茨城県内公示地価 みらい平、3年連続上昇率1位 住環境、アクセス人気 

新しい一戸建てが並ぶ住宅街=つくばみらい市紫峰ケ丘

国土交通省が26日発表した2024年の公示地価で、つくばエクスプレス(TX)みらい平駅に近い「つくばみらい市紫峰ケ丘2丁目」の上昇率が10.6%となり、3年連続で茨城県内1位となった。広い住宅敷地や商業施設の充実など整った住環境や良好なアクセスが子育て世代を中心に人気を集めており、市は将来の人口増を見据え新たな宅地開発の可能性を探る。

同地点は同駅から約1キロ離れたエリア。周辺を含むみらい平地区は、TX沿線開発によって現在も開発が進められており、真新しいアパートや一戸建て住宅が立ち並ぶ住宅街となっている。

同市紫峰ケ丘で暮らす会社員、清田雄輝さん(40)は16年、子どもが生まれたことをきっかけに移住を決めた。十分な広さがある住宅敷地、道幅が広く安全に配慮した道路に「開けた環境でゆとりのある雰囲気が気に入っている」とまちの印象を語る。

周辺に公園も多く、「子どもと遊ぶ場所には困らない」。同地区内にはスーパーやドラッグストアも点在しており、「食料品や日用品がすぐに買いに行けるのがいい」と住み心地の良さを指摘する。

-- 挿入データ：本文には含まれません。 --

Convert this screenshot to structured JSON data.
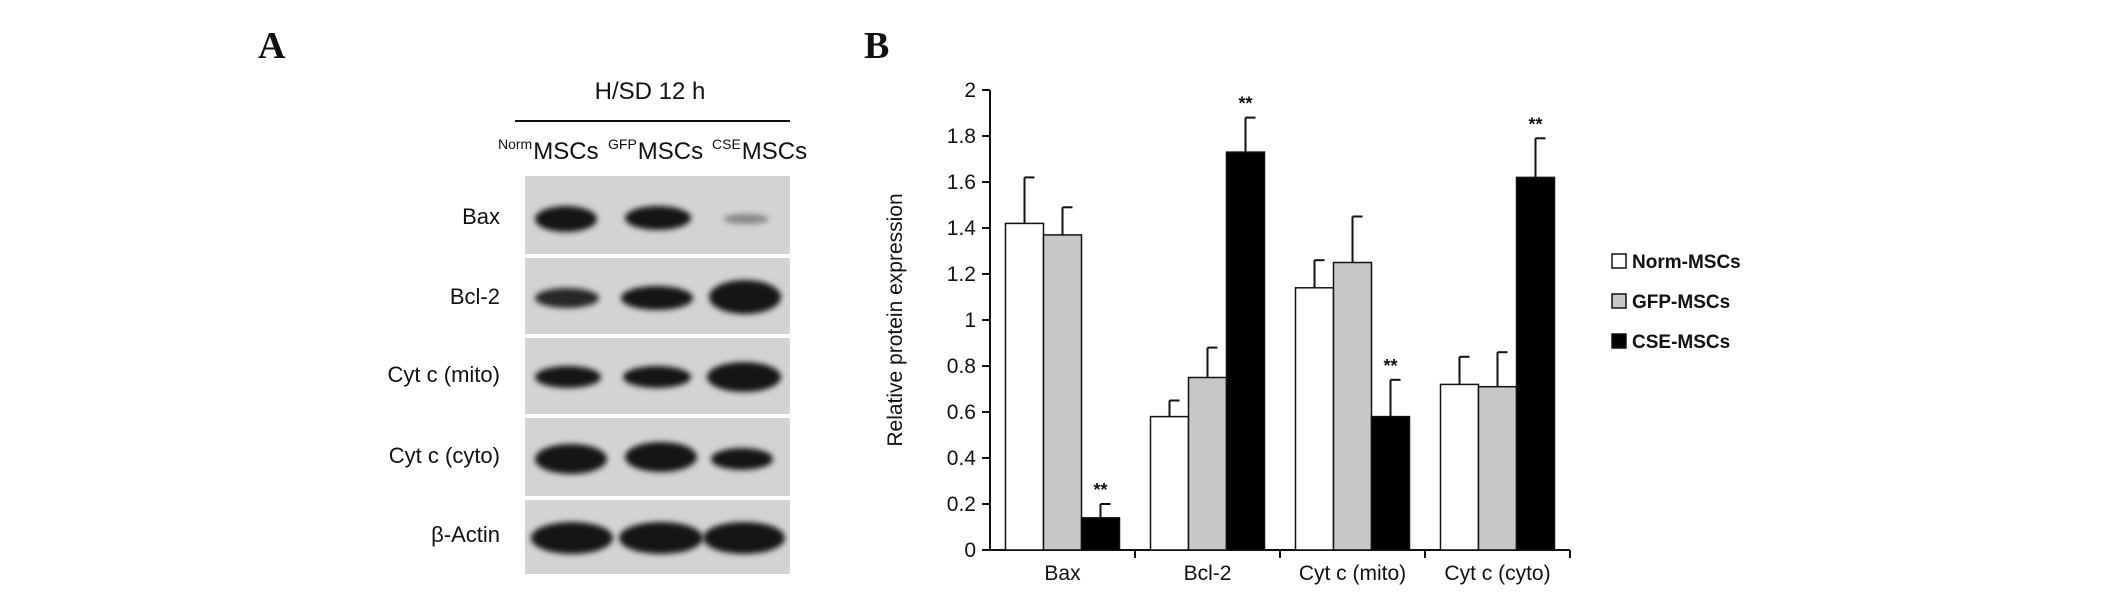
{
  "panel_a": {
    "letter": "A",
    "header": "H/SD 12 h",
    "lanes": [
      {
        "sup": "Norm",
        "base": "MSCs"
      },
      {
        "sup": "GFP",
        "base": "MSCs"
      },
      {
        "sup": "CSE",
        "base": "MSCs"
      }
    ],
    "rows": [
      "Bax",
      "Bcl-2",
      "Cyt c (mito)",
      "Cyt c (cyto)",
      "β-Actin"
    ]
  },
  "panel_b": {
    "letter": "B"
  },
  "chart_data": {
    "type": "bar",
    "ylabel": "Relative protein expression",
    "xlabel": "",
    "ylim": [
      0,
      2
    ],
    "yticks": [
      "0",
      "0.2",
      "0.4",
      "0.6",
      "0.8",
      "1",
      "1.2",
      "1.4",
      "1.6",
      "1.8",
      "2"
    ],
    "categories": [
      "Bax",
      "Bcl-2",
      "Cyt c (mito)",
      "Cyt c (cyto)"
    ],
    "series": [
      {
        "name": "Norm-MSCs",
        "values": [
          1.42,
          0.58,
          1.14,
          0.72
        ],
        "errors": [
          0.2,
          0.07,
          0.12,
          0.12
        ],
        "color": "#ffffff"
      },
      {
        "name": "GFP-MSCs",
        "values": [
          1.37,
          0.75,
          1.25,
          0.71
        ],
        "errors": [
          0.12,
          0.13,
          0.2,
          0.15
        ],
        "color": "#c8c8c8"
      },
      {
        "name": "CSE-MSCs",
        "values": [
          0.14,
          1.73,
          0.58,
          1.62
        ],
        "errors": [
          0.06,
          0.15,
          0.16,
          0.17
        ],
        "color": "#000000"
      }
    ],
    "annotations": [
      {
        "category": "Bax",
        "series": "CSE-MSCs",
        "text": "**"
      },
      {
        "category": "Bcl-2",
        "series": "CSE-MSCs",
        "text": "**"
      },
      {
        "category": "Cyt c (mito)",
        "series": "CSE-MSCs",
        "text": "**"
      },
      {
        "category": "Cyt c (cyto)",
        "series": "CSE-MSCs",
        "text": "**"
      }
    ],
    "legend_position": "right",
    "grid": false
  }
}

住みやすさに加え、人気を集める背景の一つが良好なアクセス。みらい平駅からは、大型商業施設が立地する千葉県流山市のTX流山おおたかの森駅まで最速14分、秋葉原駅までは同41分だ。

このため、市によると、紫峰ケ丘を含む同地区の人口は近年、右肩上がりで増加を続けている。今月1日時点では1万7421人と、前年同月に比べ479人増加しているという。昨年12月には同市初となる産婦人科診療所が新規開業し、子育て環境も充実しつつある。27年には中学校も新設予定だ。

住みやすさや良好なアクセスで子育て世代の人気を集める同地区だが、近年は宅地造成できる土地は不足しつつある。

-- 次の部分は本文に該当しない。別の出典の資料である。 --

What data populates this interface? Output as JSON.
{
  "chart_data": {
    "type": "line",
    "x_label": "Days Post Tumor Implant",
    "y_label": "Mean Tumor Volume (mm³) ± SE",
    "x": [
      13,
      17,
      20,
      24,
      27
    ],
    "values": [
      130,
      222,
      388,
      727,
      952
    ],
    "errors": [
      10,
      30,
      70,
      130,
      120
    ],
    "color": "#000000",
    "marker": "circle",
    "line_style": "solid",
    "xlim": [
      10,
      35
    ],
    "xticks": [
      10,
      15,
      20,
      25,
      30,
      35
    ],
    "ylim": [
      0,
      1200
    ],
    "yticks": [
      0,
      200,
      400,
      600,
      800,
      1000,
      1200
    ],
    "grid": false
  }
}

市は今後の人口増加を見据え、24年度には隣接エリアで新たな宅地開発の検討に着手する方針という。

■水戸 31年ぶり住宅地上昇

茨城県水戸市では、千波町の2地点をはじめ、笠原町、吉沢町、内原町の住宅地計5地点で公示地価が上昇した。同市住宅地の地価上昇は31年ぶり。各地点の上昇率は0.2~0.8%と微増だったものの、市内の東西を結ぶ国道50号に近いなど良好な交通アクセスや住みやすさが背景にあるとみられる。

市などによると、県庁が立地する笠原町では近年、宅地造成が進み、人口が増加。内原町では大型商業施設に加え、国道50号や常磐自動車道水戸インターチェンジに近いなどの利点があり、地価を押し上げたとみられる。

千波町の2地点のうち、1地点は国道50号に近く、もう1地点は中心市街地まで車で10分程度の閑静な住宅街。吉沢町は、人気の笠原町に隣接し集合住宅が多く立ち並ぶ。近隣の元吉田町には大型ホームセンターなどもあり、住環境の良さが上昇の背景にあるとみられる。

市は、県庁や商業施設など市内の拠点施設を結ぶ道路網整備を進める方針。